GEODIS customs insights
GEODIS highly values our reputation and relationships with CBP, at both national and local levels. We are very engaged with CBP and other federal agencies and work hard to build and maintain mutually beneficial relationships. Our engagement and commitment ensure that our clients have access through GEODIS to the parties and policies that affect import and export processes.
GEODIS customs optimization services
GEODIS provides a comprehensive, complete range of customs optimization services, including:
- Clearing goods through customs quickly by providing local services at all key ports and points of entry in the US.
- Classifying products correctly according to the Harmonized Tariff Schedule.
- Paying duties and tariffs on behalf of clients in line with their cash flow schedule.
- Advising on sensible tariff engineering and how clients can make changes to design and manufacturing processes to reduce likely tariff fees.
- Consulting with clients on free trade agreements and using international arrangements to reduce costs when importing and exporting between trade partners.
- Making use of foreign trade zones to align import schedules and duty payments with client needs.
- Offering bonded warehouses to delay tariff and duty payments until goods are removed for sale.
- Allowing for temporary input and export to avoid duty payments on certain types of products.
- Claiming tariff refunds via duty drawback for goods that are re-exported or destroyed.
- Tracking and sharing customs information and product flows via a customs control tower.
- Providing a full range of supply chain services via integrated, end-to-end logistics.
Get in touch with GEODIS today and discover how we can optimize your customs processes.
Frequently asked questions about customs optimization
What are some options to avoid duty payments?
Duty payments can be avoided by taking advantage of free trade agreements that allow for the transfer of goods between trading partners without tariffs being levied.
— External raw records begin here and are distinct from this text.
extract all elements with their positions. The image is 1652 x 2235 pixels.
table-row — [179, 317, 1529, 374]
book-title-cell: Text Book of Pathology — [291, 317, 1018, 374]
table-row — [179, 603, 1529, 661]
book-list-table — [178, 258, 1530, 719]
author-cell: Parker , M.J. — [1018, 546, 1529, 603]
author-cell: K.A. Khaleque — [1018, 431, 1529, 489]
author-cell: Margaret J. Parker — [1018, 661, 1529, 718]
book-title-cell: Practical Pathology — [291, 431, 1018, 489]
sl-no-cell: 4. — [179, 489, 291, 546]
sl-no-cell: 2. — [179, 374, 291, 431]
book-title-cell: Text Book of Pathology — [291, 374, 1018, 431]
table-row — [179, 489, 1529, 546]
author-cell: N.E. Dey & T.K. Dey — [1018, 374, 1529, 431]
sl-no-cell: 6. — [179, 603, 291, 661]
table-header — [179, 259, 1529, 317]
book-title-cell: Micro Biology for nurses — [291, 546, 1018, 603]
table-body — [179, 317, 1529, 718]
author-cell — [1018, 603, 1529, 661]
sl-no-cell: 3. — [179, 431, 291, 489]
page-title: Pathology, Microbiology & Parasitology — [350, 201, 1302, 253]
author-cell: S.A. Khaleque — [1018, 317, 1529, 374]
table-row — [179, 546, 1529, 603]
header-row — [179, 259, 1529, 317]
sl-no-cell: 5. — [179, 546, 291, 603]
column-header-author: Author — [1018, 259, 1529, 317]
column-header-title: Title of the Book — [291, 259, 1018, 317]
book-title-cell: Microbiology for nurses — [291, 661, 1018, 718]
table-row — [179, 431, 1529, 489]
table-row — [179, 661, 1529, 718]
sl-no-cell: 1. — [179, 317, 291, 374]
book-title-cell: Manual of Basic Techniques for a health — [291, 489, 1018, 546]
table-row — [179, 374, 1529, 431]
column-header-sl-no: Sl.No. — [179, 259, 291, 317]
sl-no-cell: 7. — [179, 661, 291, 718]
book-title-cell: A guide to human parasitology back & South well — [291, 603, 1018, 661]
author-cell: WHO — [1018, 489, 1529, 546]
Products can also be imported on a temporary basis, and can then be exported again to avoid duty.
What are some options to suspend duty payments?
Importers have several ways that they can defer duty payments. Prior to import, goods can be held in a foreign trade zone, meaning they have not yet formally been imported into the US, so tariffs would not be due. Following import, goods can be held in a bonded warehouse, where duties only become payable when goods are removed from that warehouse.
How can duty payments be refunded?
Fees can be reclaimed through the duty drawback process. When goods are received into the US, the importer pays tariffs on those products. If those products are then re-exported, either in their original or a manufactured form, the importer can make a duty drawback claim within five years of the original import. This can refund up to 99% of the duties paid. Duty drawback also applies if goods are destroyed after being imported.
How can tariff engineering help reduce duty payments?
Tariff engineering makes changes to the design and manufacture of a product to place it into a lower tariff band and reduce the potential duties paid. For example, “Product A” is manufactured from certain goods and attracts a tariff rate of 4%. But, some small changes to the finished product may instead allow it to be classified as “Product B” which attracts a lower tariff rate of 3%. Tariff engineering would then save duty costs of 1% for every product.
Does GEODIS provide a local presence at US ports and points of entry?
GEODIS US customs brokerage operates in 13 offices throughout the country. Local practices vary between ports, and our brokers maintain strong working relationships with on-site customs officials. This facilitates the smooth flow of cargo within and through each point of entry.